Me: Fine. There was a kiss. It was nice.
Vicky: *Hulk smash meme*
Vicky: NICE?? JAKE WESTON LAYS ONE ON YOU AND IT WAS JUST NICE???
Me: Go tell Rich to take his socks off.
22
Marley
A millennium ago. The Kiss.
“I don’t know, V. I’m just not happy. I mean, Travis is great.”
“So great,” Vicky agreed, digging into the Styrofoam cup of chicken corn soup, a staple at cold weather soccer games. “But?”
“But I don’t know. I feel, like, ungrateful saying it out loud.”
“Ungrateful like you owe him a debt of gratitude for dating you?” Vicky looked at me like I’d just declared that Russia had invaded Pennsylvania.
“Well. Yeah. Kinda. I mean, look how much nicer everyone has been to me since we started dating.”
“And by nicer, you mean Amie Jo stopped calling you Zit-Faced Loser to your face. I told you the fastest way to shut her up is to punch her in her goddamn mouth and call it a day. She comes after you because there’s no consequences. You don’t freak out on her. You don’t defend yourself. You just wilt like a pretty little flower.”
Vicky was annoyingly right. I just didn’t have the weaponry to defend myself from mean girls. As far as I could tell, Amie Jo wasn’t human. She’d named me an enemy on the playground in kindergarten and had dedicated her life to being an awful person to me. Dating Travis had been the only respite from her bitchy nastiness.
“Can we get back to the Travis thing?” I asked. The action on the field stopped with the whistle, and we watched twenty-two long-legged guys jog off the field for half-time.
“Fine. Tell me why you’re having doubts about breaking up with Prince Travis, the mostly okay boyfriend.”
Vicky had been involved in a relationship with Rich Rothermel since the end of 10th grade. She said she just didn’t want to commit the time to a decade or two of dating, so she was going to marry her high school sweetheart. But not until they were thirty and done with their two-year backpacking trip around Europe.

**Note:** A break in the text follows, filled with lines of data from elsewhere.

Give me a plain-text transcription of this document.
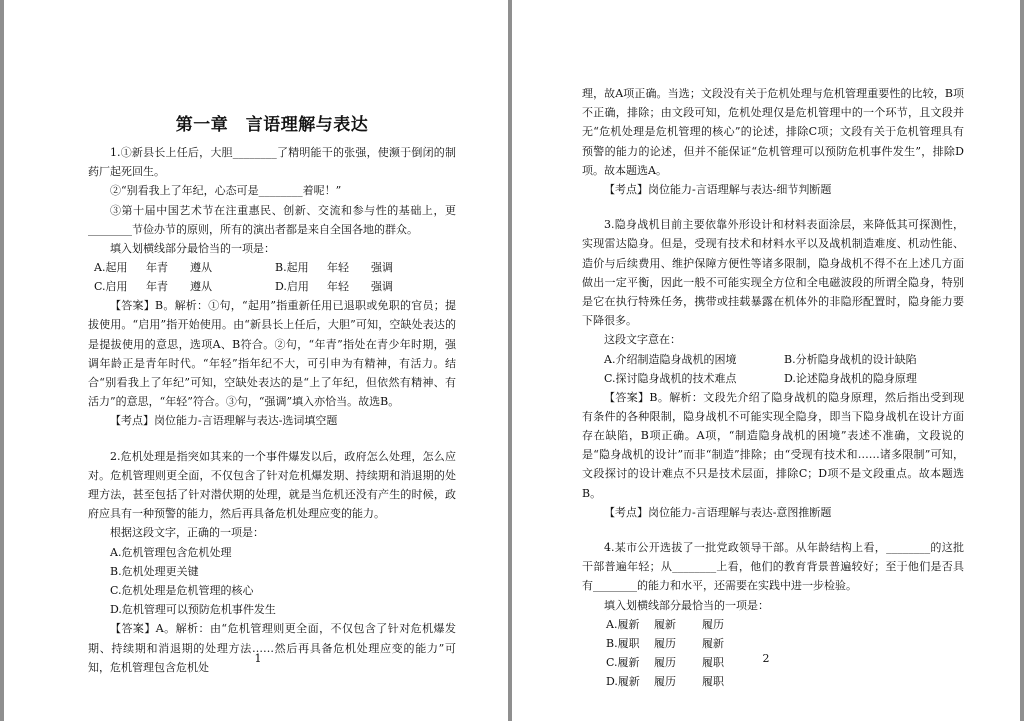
第一章　言语理解与表达

1.①新县长上任后，大胆________了精明能干的张强，使濒于倒闭的制药厂起死回生。

②“别看我上了年纪，心态可是________着呢！”

③第十届中国艺术节在注重惠民、创新、交流和参与性的基础上，更________节俭办节的原则，所有的演出者都是来自全国各地的群众。

填入划横线部分最恰当的一项是：

A.起用	年青	遵从	B.起用	年轻	强调
C.启用	年青	遵从	D.启用	年轻	强调

【答案】B。解析：①句，“起用”指重新任用已退职或免职的官员；提拔使用。“启用”指开始使用。由“新县长上任后，大胆”可知，空缺处表达的是提拔使用的意思，选项A、B符合。②句，“年青”指处在青少年时期，强调年龄正是青年时代。“年轻”指年纪不大，可引申为有精神，有活力。结合“别看我上了年纪”可知，空缺处表达的是“上了年纪，但依然有精神、有活力”的意思，“年轻”符合。③句，“强调”填入亦恰当。故选B。

【考点】岗位能力-言语理解与表达-选词填空题

2.危机处理是指突如其来的一个事件爆发以后，政府怎么处理，怎么应对。危机管理则更全面，不仅包含了针对危机爆发期、持续期和消退期的处理方法，甚至包括了针对潜伏期的处理，就是当危机还没有产生的时候，政府应具有一种预警的能力，然后再具备危机处理应变的能力。

根据这段文字，正确的一项是：

A.危机管理包含危机处理
B.危机处理更关键
C.危机处理是危机管理的核心
D.危机管理可以预防危机事件发生

【答案】A。解析：由“危机管理则更全面，不仅包含了针对危机爆发期、持续期和消退期的处理方法……然后再具备危机处理应变的能力”可知，危机管理包含危机处

1

理，故A项正确。当选；文段没有关于危机处理与危机管理重要性的比较，B项不正确，排除；由文段可知，危机处理仅是危机管理中的一个环节，且文段并无“危机处理是危机管理的核心”的论述，排除C项；文段有关于危机管理具有预警的能力的论述，但并不能保证“危机管理可以预防危机事件发生”，排除D项。故本题选A。

【考点】岗位能力-言语理解与表达-细节判断题

3.隐身战机目前主要依靠外形设计和材料表面涂层，来降低其可探测性，实现雷达隐身。但是，受现有技术和材料水平以及战机制造难度、机动性能、造价与后续费用、维护保障方便性等诸多限制，隐身战机不得不在上述几方面做出一定平衡，因此一般不可能实现全方位和全电磁波段的所谓全隐身，特别是它在执行特殊任务，携带或挂载暴露在机体外的非隐形配置时，隐身能力要下降很多。

这段文字意在：

A.介绍制造隐身战机的困境	B.分析隐身战机的设计缺陷
C.探讨隐身战机的技术难点	D.论述隐身战机的隐身原理

【答案】B。解析：文段先介绍了隐身战机的隐身原理，然后指出受到现有条件的各种限制，隐身战机不可能实现全隐身，即当下隐身战机在设计方面存在缺陷，B项正确。A项，“制造隐身战机的困境”表述不准确，文段说的是“隐身战机的设计”而非“制造”排除；由“受现有技术和……诸多限制”可知，文段探讨的设计难点不只是技术层面，排除C；D项不是文段重点。故本题选B。

【考点】岗位能力-言语理解与表达-意图推断题

4.某市公开选拔了一批党政领导干部。从年龄结构上看，________的这批干部普遍年轻；从________上看，他们的教育背景普遍较好；至于他们是否具有________的能力和水平，还需要在实践中进一步检验。

填入划横线部分最恰当的一项是：

A.履新	履新	履历
B.履职	履历	履新
C.履新	履历	履职
D.履新	履历	履职
2
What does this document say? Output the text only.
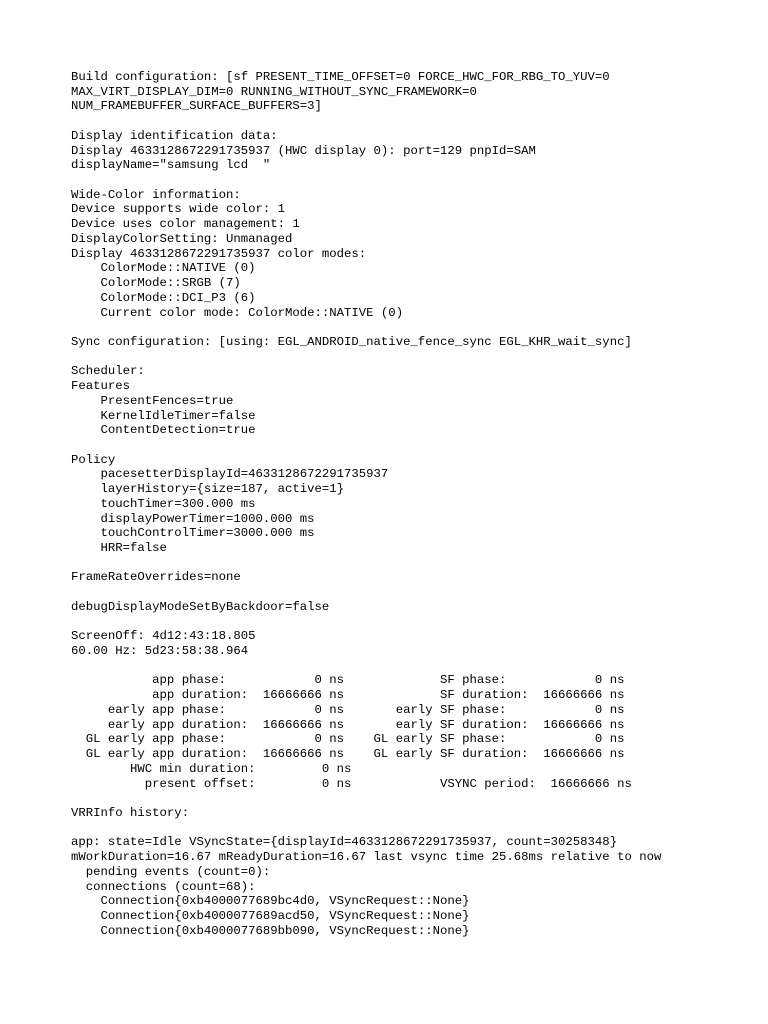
Build configuration: [sf PRESENT_TIME_OFFSET=0 FORCE_HWC_FOR_RBG_TO_YUV=0
MAX_VIRT_DISPLAY_DIM=0 RUNNING_WITHOUT_SYNC_FRAMEWORK=0
NUM_FRAMEBUFFER_SURFACE_BUFFERS=3]
Display identification data:
Display 4633128672291735937 (HWC display 0): port=129 pnpId=SAM
displayName="samsung lcd  "
Wide-Color information:
Device supports wide color: 1
Device uses color management: 1
DisplayColorSetting: Unmanaged
Display 4633128672291735937 color modes:
ColorMode::NATIVE (0)
ColorMode::SRGB (7)
ColorMode::DCI_P3 (6)
Current color mode: ColorMode::NATIVE (0)
Sync configuration: [using: EGL_ANDROID_native_fence_sync EGL_KHR_wait_sync]
Scheduler:
Features
PresentFences=true
KernelIdleTimer=false
ContentDetection=true
Policy
pacesetterDisplayId=4633128672291735937
layerHistory={size=187, active=1}
touchTimer=300.000 ms
displayPowerTimer=1000.000 ms
touchControlTimer=3000.000 ms
HRR=false
FrameRateOverrides=none
debugDisplayModeSetByBackdoor=false
ScreenOff: 4d12:43:18.805
60.00 Hz: 5d23:58:38.964
app phase:            0 ns             SF phase:            0 ns
app duration:  16666666 ns             SF duration:  16666666 ns
early app phase:            0 ns       early SF phase:            0 ns
early app duration:  16666666 ns       early SF duration:  16666666 ns
GL early app phase:            0 ns    GL early SF phase:            0 ns
GL early app duration:  16666666 ns    GL early SF duration:  16666666 ns
HWC min duration:         0 ns
present offset:         0 ns            VSYNC period:  16666666 ns
VRRInfo history:
app: state=Idle VSyncState={displayId=4633128672291735937, count=30258348}
mWorkDuration=16.67 mReadyDuration=16.67 last vsync time 25.68ms relative to now
pending events (count=0):
connections (count=68):
Connection{0xb4000077689bc4d0, VSyncRequest::None}
Connection{0xb4000077689acd50, VSyncRequest::None}
Connection{0xb4000077689bb090, VSyncRequest::None}
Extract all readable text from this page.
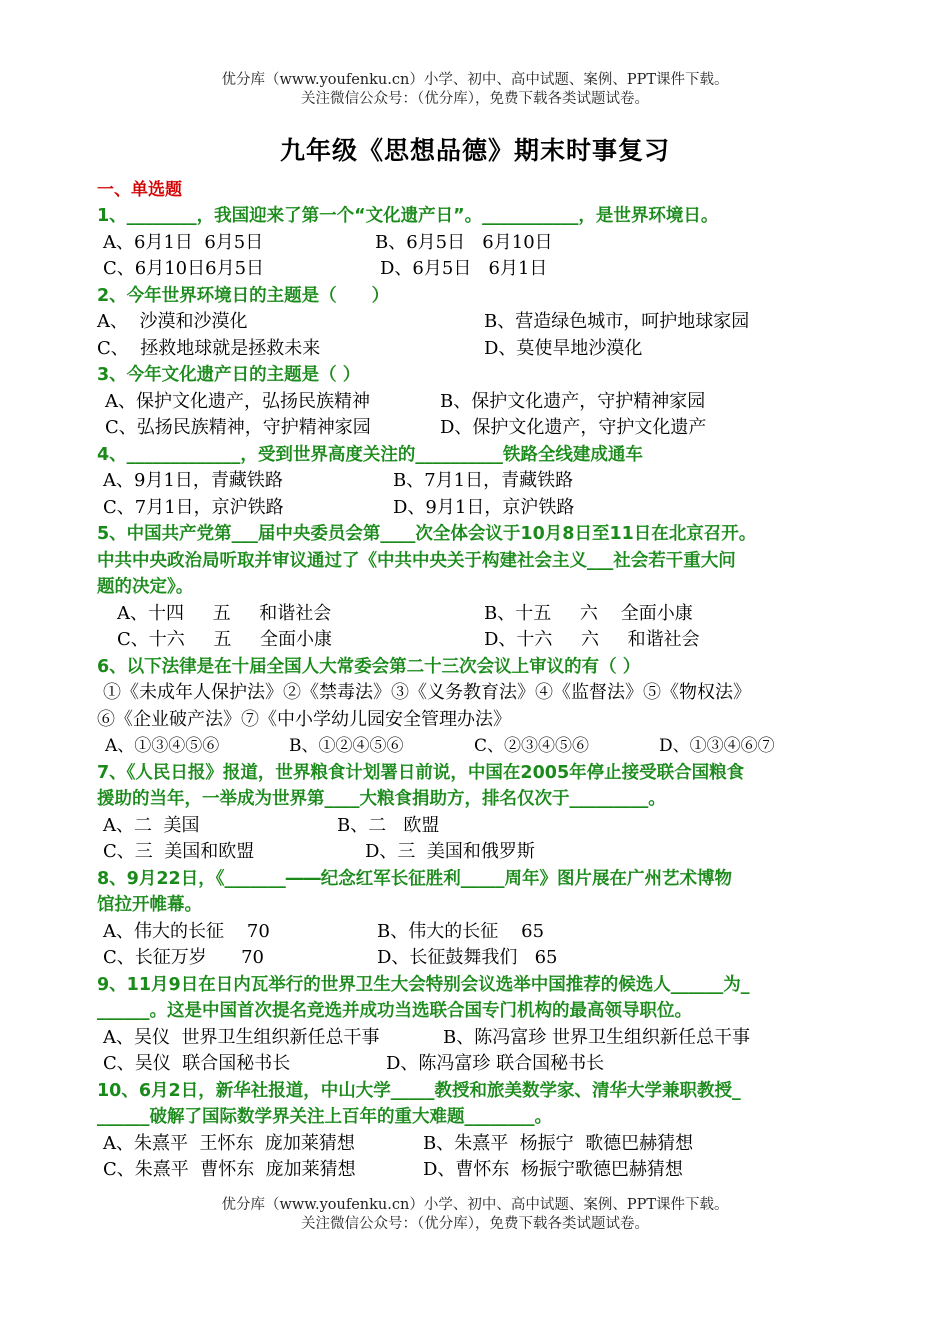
优分库（www.youfenku.cn）小学、初中、高中试题、案例、PPT课件下载。
关注微信公众号：（优分库），免费下载各类试题试卷。
九年级《思想品德》期末时事复习
一、单选题
1、________，我国迎来了第一个“文化遗产日”。___________，是世界环境日。
A、6月1日  6月5日	B、6月5日   6月10日
C、6月10日6月5日	D、6月5日   6月1日
2、今年世界环境日的主题是（　　）
A、  沙漠和沙漠化	B、营造绿色城市，呵护地球家园
C、  拯救地球就是拯救未来	D、莫使旱地沙漠化
3、今年文化遗产日的主题是（ ）
A、保护文化遗产，弘扬民族精神	B、保护文化遗产，守护精神家园
C、弘扬民族精神，守护精神家园	D、保护文化遗产，守护文化遗产
4、_____________，受到世界高度关注的__________铁路全线建成通车
A、9月1日，青藏铁路	B、7月1日，青藏铁路
C、7月1日，京沪铁路	D、9月1日，京沪铁路
5、中国共产党第___届中央委员会第____次全体会议于10月8日至11日在北京召开。
中共中央政治局听取并审议通过了《中共中央关于构建社会主义___社会若干重大问
题的决定》。
A、十四     五     和谐社会	B、十五     六    全面小康
C、十六     五     全面小康	D、十六     六     和谐社会
6、以下法律是在十届全国人大常委会第二十三次会议上审议的有（ ）
①《未成年人保护法》②《禁毒法》③《义务教育法》④《监督法》⑤《物权法》
⑥《企业破产法》⑦《中小学幼儿园安全管理办法》
A、①③④⑤⑥	B、①②④⑤⑥	C、②③④⑤⑥	D、①③④⑥⑦
7、《人民日报》报道，世界粮食计划署日前说，中国在2005年停止接受联合国粮食
援助的当年，一举成为世界第____大粮食捐助方，排名仅次于_________。
A、二  美国	B、二   欧盟
C、三  美国和欧盟	D、三  美国和俄罗斯
8、9月22日，《_______――纪念红军长征胜利_____周年》图片展在广州艺术博物
馆拉开帷幕。
A、伟大的长征    70	B、伟大的长征    65
C、长征万岁      70	D、长征鼓舞我们   65
9、11月9日在日内瓦举行的世界卫生大会特别会议选举中国推荐的候选人______为_
______。这是中国首次提名竞选并成功当选联合国专门机构的最高领导职位。
A、吴仪  世界卫生组织新任总干事	B、陈冯富珍 世界卫生组织新任总干事
C、吴仪  联合国秘书长	D、陈冯富珍 联合国秘书长
10、6月2日，新华社报道，中山大学_____教授和旅美数学家、清华大学兼职教授_
______破解了国际数学界关注上百年的重大难题________。
A、朱熹平  王怀东  庞加莱猜想	B、朱熹平  杨振宁  歌德巴赫猜想
C、朱熹平  曹怀东  庞加莱猜想	D、曹怀东  杨振宁歌德巴赫猜想
优分库（www.youfenku.cn）小学、初中、高中试题、案例、PPT课件下载。
关注微信公众号：（优分库），免费下载各类试题试卷。
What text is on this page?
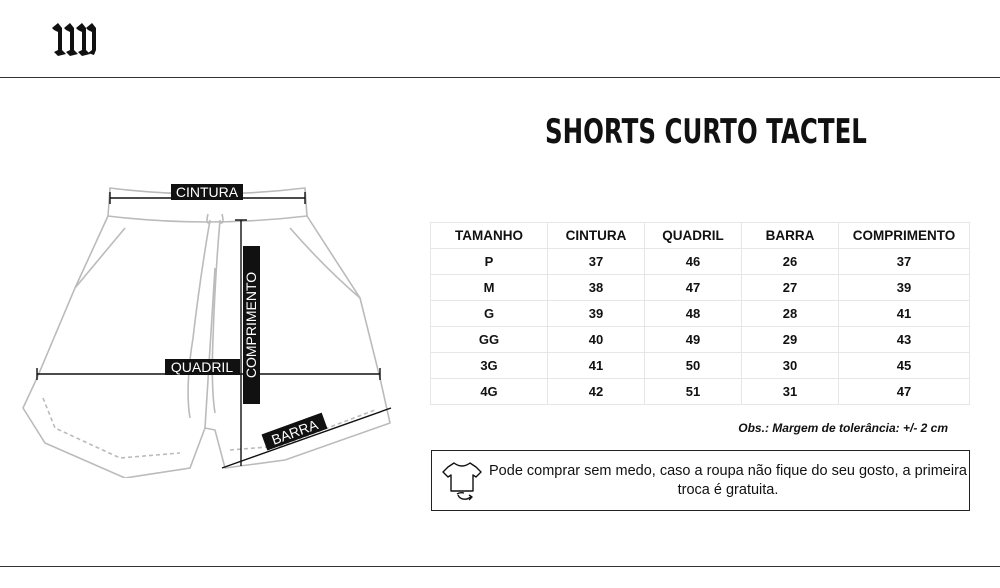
SHORTS CURTO TACTEL
CINTURA
QUADRIL COMPRIMENTO
BARRA
TAMANHO	CINTURA	QUADRIL	BARRA	COMPRIMENTO
P	37	46	26	37
M	38	47	27	39
G	39	48	28	41
GG	40	49	29	43
3G	41	50	30	45
4G	42	51	31	47
Obs.: Margem de tolerância: +/- 2 cm
Pode comprar sem medo, caso a roupa não fique do seu gosto, a primeira troca é gratuita.
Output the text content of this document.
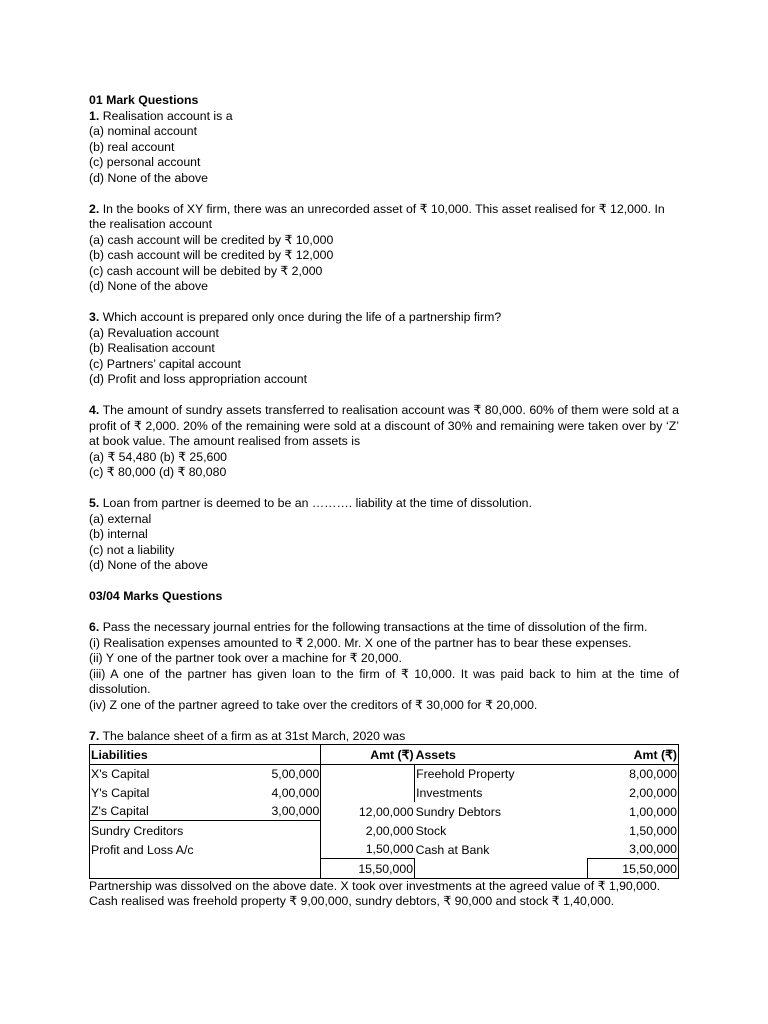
01 Mark Questions

1. Realisation account is a

(a) nominal account

(b) real account

(c) personal account

(d) None of the above

2. In the books of XY firm, there was an unrecorded asset of ₹ 10,000. This asset realised for ₹ 12,000. In

the realisation account

(a) cash account will be credited by ₹ 10,000

(b) cash account will be credited by ₹ 12,000

(c) cash account will be debited by ₹ 2,000

(d) None of the above

3. Which account is prepared only once during the life of a partnership firm?

(a) Revaluation account

(b) Realisation account

(c) Partners’ capital account

(d) Profit and loss appropriation account

4. The amount of sundry assets transferred to realisation account was ₹ 80,000. 60% of them were sold at a profit of ₹ 2,000. 20% of the remaining were sold at a discount of 30% and remaining were taken over by ‘Z’ at book value. The amount realised from assets is

(a) ₹ 54,480 (b) ₹ 25,600

(c) ₹ 80,000 (d) ₹ 80,080

5. Loan from partner is deemed to be an ………. liability at the time of dissolution.

(a) external

(b) internal

(c) not a liability

(d) None of the above

03/04 Marks Questions

6. Pass the necessary journal entries for the following transactions at the time of dissolution of the firm.

(i) Realisation expenses amounted to ₹ 2,000. Mr. X one of the partner has to bear these expenses.

(ii) Y one of the partner took over a machine for ₹ 20,000.

(iii) A one of the partner has given loan to the firm of ₹ 10,000. It was paid back to him at the time of dissolution.

(iv) Z one of the partner agreed to take over the creditors of ₹ 30,000 for ₹ 20,000.

7. The balance sheet of a firm as at 31st March, 2020 was

Liabilities		Amt (₹)	Assets	Amt (₹)
X's Capital	5,00,000		Freehold Property	8,00,000
Y's Capital	4,00,000		Investments	2,00,000
Z's Capital	3,00,000	12,00,000	Sundry Debtors	1,00,000
Sundry Creditors		2,00,000	Stock	1,50,000
Profit and Loss A/c		1,50,000	Cash at Bank	3,00,000
		15,50,000		15,50,000

Partnership was dissolved on the above date. X took over investments at the agreed value of ₹ 1,90,000.

Cash realised was freehold property ₹ 9,00,000, sundry debtors, ₹ 90,000 and stock ₹ 1,40,000.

With her future already planned out, she was more than willing to help me shape mine.
“He’s nice,” I said. “And sweet and thoughtful.”
“Uh-huh. How’s the sex?” Vicky was skilled at cutting to the heart of an issue and then poking it in the eye.
“It’s…okay.”
I’d held on to my virginity until senior year, not liking any of my short-term boyfriends enough to hand it over to their clumsy, sweaty hands. But when Travis Hostetter swept his blond hair out of his blue eyes and flashed me that All-American dimpled grin on the first day of school—miracle of miracles—I’d all but stuffed my v-card in an envelope and addressed it to him.